Variations: Moha, Great Barrier Sea-serpent, Great Barrier Reef Sea-serpent, Chelosauria lovelli
The Moha-Moha was seen on a beach on Great Sandy Island by schoolteacher Selina Lovell and a small group of accompanying people on June 8, 1890. It was, however, familiar to the natives of the region by the name moha-moha, “dangerous turtle”. It was known to attack coastal camps and catch people by the leg. By January 3, 1891, details of the encounter were published in Land and Water. This in turn resulted in a more formal description by William Saville-Kent, who requested further details from Lovell and gave the creature the name of Chelosauria lovelli.
A “monster turtle fish”, the moha-moha was 30 feet long, with an enormous dome-shaped body, a long neck, and a twelve-foot-long tail. It allowed Lovell to observe it for half an hour while standing five feet away from it. Then it turned towards the sea, raising its body and tail above the water and tossing a number of fish into the air before dashing off into deeper water.
The moha-moha had a saurian face, with teeth or serrated jaw-bones. The skin was glossy and smooth as satin. It had its mouth open and visible above the water, and no visible nostrils, leading Lovell to conclude that it breathed through its mouth. The rounded jaws were 18 inches long. The head and neck were a greenish white with white spots on the neck and a white band around a very black eye.
The dome-shaped carapace, about 8 feet across by 5 feet high, was slate-grey in color and smooth. The long tail was silver shading to white with thumb-nail sized scales and a chocolate-brown fin. The scales lay perpendicular to the tail, like the tiles of a roof. The head and tail were very different from each other, looking like they had come from two different animals. Lovell was unable to see the feet, but she was told that the moha-moha had feet like an alligator.

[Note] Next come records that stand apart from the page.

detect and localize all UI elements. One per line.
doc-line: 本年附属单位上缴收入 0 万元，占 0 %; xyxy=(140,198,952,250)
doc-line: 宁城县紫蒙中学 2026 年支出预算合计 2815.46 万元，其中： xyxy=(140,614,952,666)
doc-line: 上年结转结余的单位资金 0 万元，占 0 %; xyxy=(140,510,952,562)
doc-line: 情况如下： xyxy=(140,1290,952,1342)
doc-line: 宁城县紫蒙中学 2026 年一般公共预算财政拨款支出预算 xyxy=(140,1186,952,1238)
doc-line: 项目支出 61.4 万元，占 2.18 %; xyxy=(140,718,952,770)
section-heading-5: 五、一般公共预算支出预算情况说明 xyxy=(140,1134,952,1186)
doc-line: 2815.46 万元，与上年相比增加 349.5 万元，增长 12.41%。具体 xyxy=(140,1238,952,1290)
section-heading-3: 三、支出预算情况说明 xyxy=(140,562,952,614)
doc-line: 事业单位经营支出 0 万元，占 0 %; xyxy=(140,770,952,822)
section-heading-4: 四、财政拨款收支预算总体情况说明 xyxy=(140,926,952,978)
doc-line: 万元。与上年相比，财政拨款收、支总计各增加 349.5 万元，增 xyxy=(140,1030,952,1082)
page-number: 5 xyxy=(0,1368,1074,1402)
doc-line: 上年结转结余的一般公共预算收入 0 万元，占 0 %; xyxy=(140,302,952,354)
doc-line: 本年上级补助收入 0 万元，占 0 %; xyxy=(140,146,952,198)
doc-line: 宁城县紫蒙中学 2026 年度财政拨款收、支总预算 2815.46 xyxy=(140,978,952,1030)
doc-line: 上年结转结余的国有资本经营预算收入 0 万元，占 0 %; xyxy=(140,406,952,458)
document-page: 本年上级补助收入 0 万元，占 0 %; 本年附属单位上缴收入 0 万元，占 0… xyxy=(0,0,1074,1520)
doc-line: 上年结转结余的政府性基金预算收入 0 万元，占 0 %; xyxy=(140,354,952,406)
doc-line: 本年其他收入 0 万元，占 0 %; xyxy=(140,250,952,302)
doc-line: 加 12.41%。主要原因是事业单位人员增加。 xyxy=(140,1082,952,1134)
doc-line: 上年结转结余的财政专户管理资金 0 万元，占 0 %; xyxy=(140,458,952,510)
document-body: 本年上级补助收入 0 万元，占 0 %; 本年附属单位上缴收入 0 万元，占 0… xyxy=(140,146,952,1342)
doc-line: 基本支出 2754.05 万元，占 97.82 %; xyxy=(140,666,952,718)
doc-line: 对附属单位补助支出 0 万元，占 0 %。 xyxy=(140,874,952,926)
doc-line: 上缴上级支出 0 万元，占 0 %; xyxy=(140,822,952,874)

Whatever it was that Lovell saw, she was immediately treated with condescension. Buckland, editor of Land and Water, believed the moha-moha to have been a Carettochelys, “a monster turtle” from the Fly River (despite the fact that Carettochelys does not exceed 30 inches in length). He added that “the fair observer must have been mistaken on this very important point”. Lovell responded indignantly, but the editor stood by his statement, making it clear that the moha-moha combined fish and tortoise and thus was scientifically impossible.
To Saville-Kent, Lovell sent a confirming document signed by her and all the witnesses present. But Saville-Kent’s description of the moha-moha takes on a mocking tone, recommending using it as “the chief ingredient… of a new and alderman-enthralling brand of turtle soup”. It won’t be long before moha-moha is on restaurant menus, and the “Queensland brand-new, soup-potential species should possess “a local habitation and a name” that shall separate it decisively from the common herd of sea-serpents that have already had their day”.
Heuvelmans took a very negative view of the moha-moha, which all the more remarkable considering his unquestioning acceptance of far more ambiguous sightings. He refers to the “innocence and ineptitude” of the parties involved, and states that “with all due respect to her sex, [Lovell] can only be an arrant liar, and a bad liar at that”, accusing her of “psychotic behavior” and “mythomania”. He proceeds to discredit her account, pointing out that no animal has scales like the moha-moha. “One pities her poor pupils, for her own style is often so confused as to be incomprehensible”, he adds snidely. He compares its shelled, fish-like appearance to both armored Devonian fishes and the Indian makara. “I find it hard to believe that Miss Lovell was not a dotty old maid who had picked up, but not digested, a smattering of palaeontology and Brahmin legend. Exit Chelosauria lovelli.”
What, then, did Lovell see on that beach in 1890? Most telling is the remark that the head and tail do not seem to belong on the same animal. France suggests a turtle entangled in a fishing net, with the mesh and its contents – broken floats, brown seaweed, and other debris – giving the impression of a long tail. Unfamiliarity and the unreliability of recollection did the rest. Native accounts of moha-moha attacks and ferocity may refer to other animals, perhaps seals.
References
France, R. L. (2016) Historicity of sea turtles misidentified as sea monsters: a case for the early entanglement of marine chelonians in pre-plastic fishing nets and maritime debris. Coriolis, 6(2), pp. 1-25.
France, R. L. (2017) Imaginary sea monsters and real environmental threats: reconsidering the famous Osborne, ‘Moha-Moha’, Valhalla, and ‘Soay Beast’ sightings of unidentified marine objects. International Review of Environmental History, 3(1), pp. 63-100.
Heuvelmans, B.; Garnett, R. trans. (1968) In the Wake of the Sea-Serpents.
Saville-Kent, W. (1893) The Great Barrier Reef of Australia. W. H. Allen & Co., Waterloo Place, London.